Filipino singer (born 1964)

Edgardo Jose "Gary" Santiago Valenciano (born August 6, 1964) is a Filipino singer and actor. Known for his musical versatility and performances, he is a recipient of various accolades, including 12 Awit Awards, three FAMAS Awards, and a Myx Magna Award.

Valenciano began his career in 1984 with the release of his self-titled debut album. In the succeeding years, he has ventured on screen, with appearances in several films and television shows. He has performed alongside artists such as Brian McKnight, George Duke, Paul Jackson Jr., Michael Shapiro, Ricky Martin, Cliff Richard, Leon Patilo, Michael W. Smith, Sandi Patti, Steven Curtis Chapman, and Kool & the Gang. Valenciano is also a philanthropist, having been appointed as the country's first UNICEF National Ambassador in 1997.

He is one of ABS-CBN's contract artists and has been a mainstay co-host of the weekly variety show ASAP since 2003.
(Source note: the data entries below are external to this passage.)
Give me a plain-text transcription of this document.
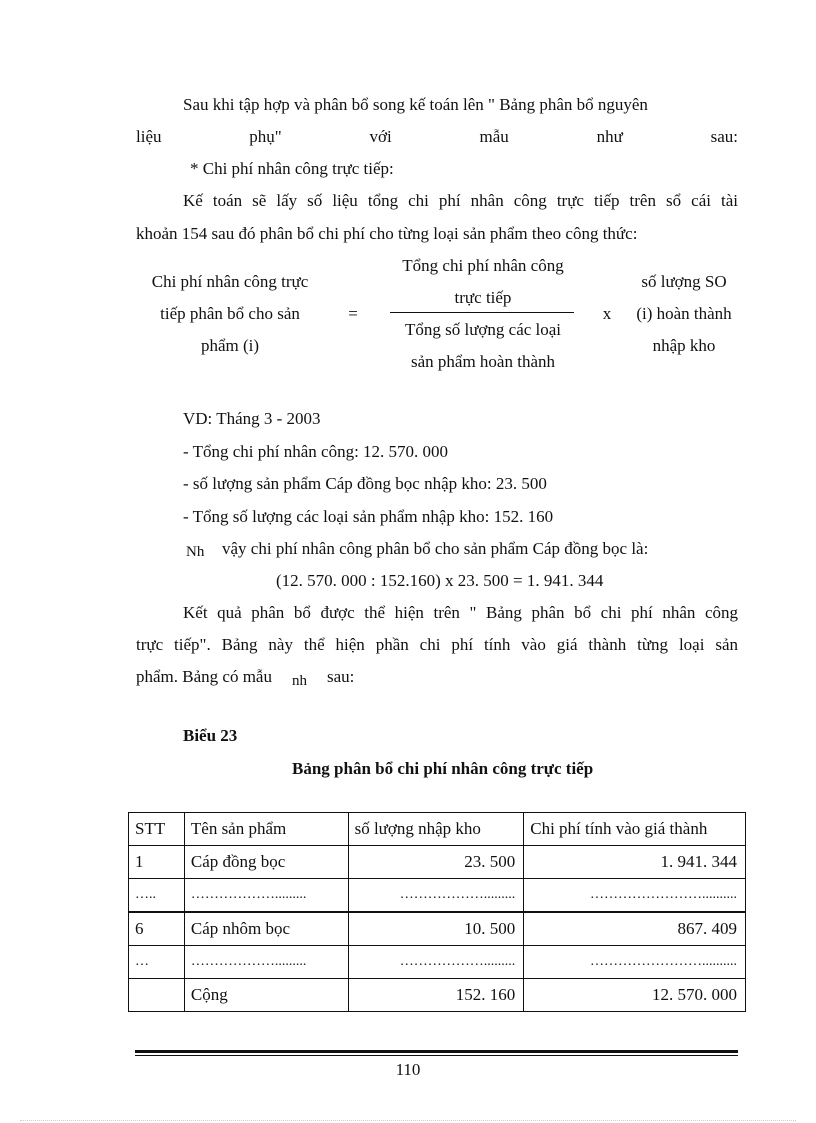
Sau khi tập hợp và phân bổ song kế toán lên " Bảng phân bổ nguyên
liệu	phụ"	với	mẫu	như	sau:
* Chi phí nhân công trực tiếp:
Kế toán sẽ lấy số liệu tổng chi phí nhân công trực tiếp trên sổ cái tài
khoản 154 sau đó phân bổ chi phí cho từng loại sản phẩm theo công thức:
Chi phí nhân công trực
tiếp phân bổ cho sản
phẩm (i)
=
Tổng chi phí nhân công
trực tiếp
Tổng số lượng các loại
sản phẩm hoàn thành
x
số lượng SO
(i) hoàn thành
nhập kho
VD: Tháng 3 - 2003
- Tổng chi phí nhân công: 12. 570. 000
- số lượng sản phẩm Cáp đồng bọc nhập kho: 23. 500
- Tổng số lượng các loại sản phẩm nhập kho: 152. 160
Nh vậy chi phí nhân công phân bổ cho sản phẩm Cáp đồng bọc là:
(12. 570. 000 : 152.160) x 23. 500 = 1. 941. 344
Kết quả phân bổ được thể hiện trên " Bảng phân bổ chi phí nhân công
trực tiếp". Bảng này thể hiện phần chi phí tính vào giá thành từng loại sản
phẩm. Bảng có mẫu nh sau:
Biểu 23
Bảng phân bổ chi phí nhân công trực tiếp
STT	Tên sản phẩm	số lượng nhập kho	Chi phí tính vào giá thành
1	Cáp đồng bọc	23. 500	1. 941. 344
…..	……………….........	……………….........	……………………..........
6	Cáp nhôm bọc	10. 500	867. 409
…	……………….........	……………….........	……………………..........
	Cộng	152. 160	12. 570. 000
110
==Early life and education==
Edgardo Jose Santiago Valenciano was born in the Santa Mesa district of the City of Manila on August 6, 1964. He is the sixth of the seven children of Vicente Calacas Valenciano, a Bicolano from Camalig, Albay, and Grimilda Santiago y Olmo (1934–2019) from Arecibo, Puerto Rico. His parents met in New York City, married, and settled in Manila. His mother is a Puerto Rican of Italian descent who sang opera in Manila during the 1960s. Valenciano attended primary and secondary school in La Salle Green Hills, and was a part of the Kundirana.

==Career==

In 1978, at 14 years old, Valenciano made his first television appearance in an advertisement for Fress Gusto, a now-discontinued soft drink sold by San Miguel Corporation.
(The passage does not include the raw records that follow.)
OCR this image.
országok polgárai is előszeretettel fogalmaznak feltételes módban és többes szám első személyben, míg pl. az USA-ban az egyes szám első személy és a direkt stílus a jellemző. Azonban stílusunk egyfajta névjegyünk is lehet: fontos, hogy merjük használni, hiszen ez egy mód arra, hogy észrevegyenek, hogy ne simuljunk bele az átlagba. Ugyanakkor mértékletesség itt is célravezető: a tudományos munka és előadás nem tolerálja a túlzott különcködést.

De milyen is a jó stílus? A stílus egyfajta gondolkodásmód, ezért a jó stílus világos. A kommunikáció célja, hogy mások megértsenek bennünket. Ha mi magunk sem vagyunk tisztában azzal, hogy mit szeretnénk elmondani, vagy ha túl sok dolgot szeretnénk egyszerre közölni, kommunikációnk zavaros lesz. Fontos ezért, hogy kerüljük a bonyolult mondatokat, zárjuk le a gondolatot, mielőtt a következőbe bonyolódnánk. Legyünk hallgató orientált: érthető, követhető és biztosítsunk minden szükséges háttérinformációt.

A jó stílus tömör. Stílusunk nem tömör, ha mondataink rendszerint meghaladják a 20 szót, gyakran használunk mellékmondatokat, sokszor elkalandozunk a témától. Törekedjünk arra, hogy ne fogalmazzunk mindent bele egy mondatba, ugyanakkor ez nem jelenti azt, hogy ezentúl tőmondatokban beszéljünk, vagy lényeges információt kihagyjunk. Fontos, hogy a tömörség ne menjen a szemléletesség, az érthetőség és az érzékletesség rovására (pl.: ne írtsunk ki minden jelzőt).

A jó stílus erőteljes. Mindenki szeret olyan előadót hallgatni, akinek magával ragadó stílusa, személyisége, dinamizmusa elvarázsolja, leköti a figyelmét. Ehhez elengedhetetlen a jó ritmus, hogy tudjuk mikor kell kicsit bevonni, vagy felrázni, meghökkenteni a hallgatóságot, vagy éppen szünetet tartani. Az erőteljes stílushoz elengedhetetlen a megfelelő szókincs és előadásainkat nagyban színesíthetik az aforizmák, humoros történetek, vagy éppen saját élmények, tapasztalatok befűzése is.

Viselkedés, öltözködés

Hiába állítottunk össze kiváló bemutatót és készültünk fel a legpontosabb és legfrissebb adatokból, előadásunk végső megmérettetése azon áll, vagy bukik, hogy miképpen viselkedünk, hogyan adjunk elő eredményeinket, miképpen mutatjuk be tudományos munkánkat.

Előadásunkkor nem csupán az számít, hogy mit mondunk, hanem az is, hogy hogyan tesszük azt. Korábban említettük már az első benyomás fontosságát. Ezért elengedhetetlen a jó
He started as a choir singer, then launched his career in singing and show business on May 13, 1983. He first appeared as a solo artist in 1982 in the television programme The Pilita and Jackie Show, and later in Germspesyal and Penthouse Live.

He had his first solo concert in April 1984 at the Araneta Coliseum, followed by a number of albums. Three of his albums were released internationally, including the Christian-inspired album Out of the Dark. He won the Awit Award twelve times in the "Best Male Recording" category alone. He has been called "Mr. Pure Energy" due to his high energy dance performances in concerts.

As an actor, he won the "Best Single Performance by an Actor" trophy when he performed in a drama television movie for GMA Network in the '90s. He has appeared in 14 full-length films as the lead actor for some of the top movie companies like Viva Films, Regal Films, Seiko Films, and Star Cinema, with leading ladies like Vilma Santos, Maricel Soriano, Lorna Tolentino, Kris Aquino, Sharon Cuneta, Gretchen Barretto, Princess Punzalan, and Ms. Universe 1993 Dayanara Torres.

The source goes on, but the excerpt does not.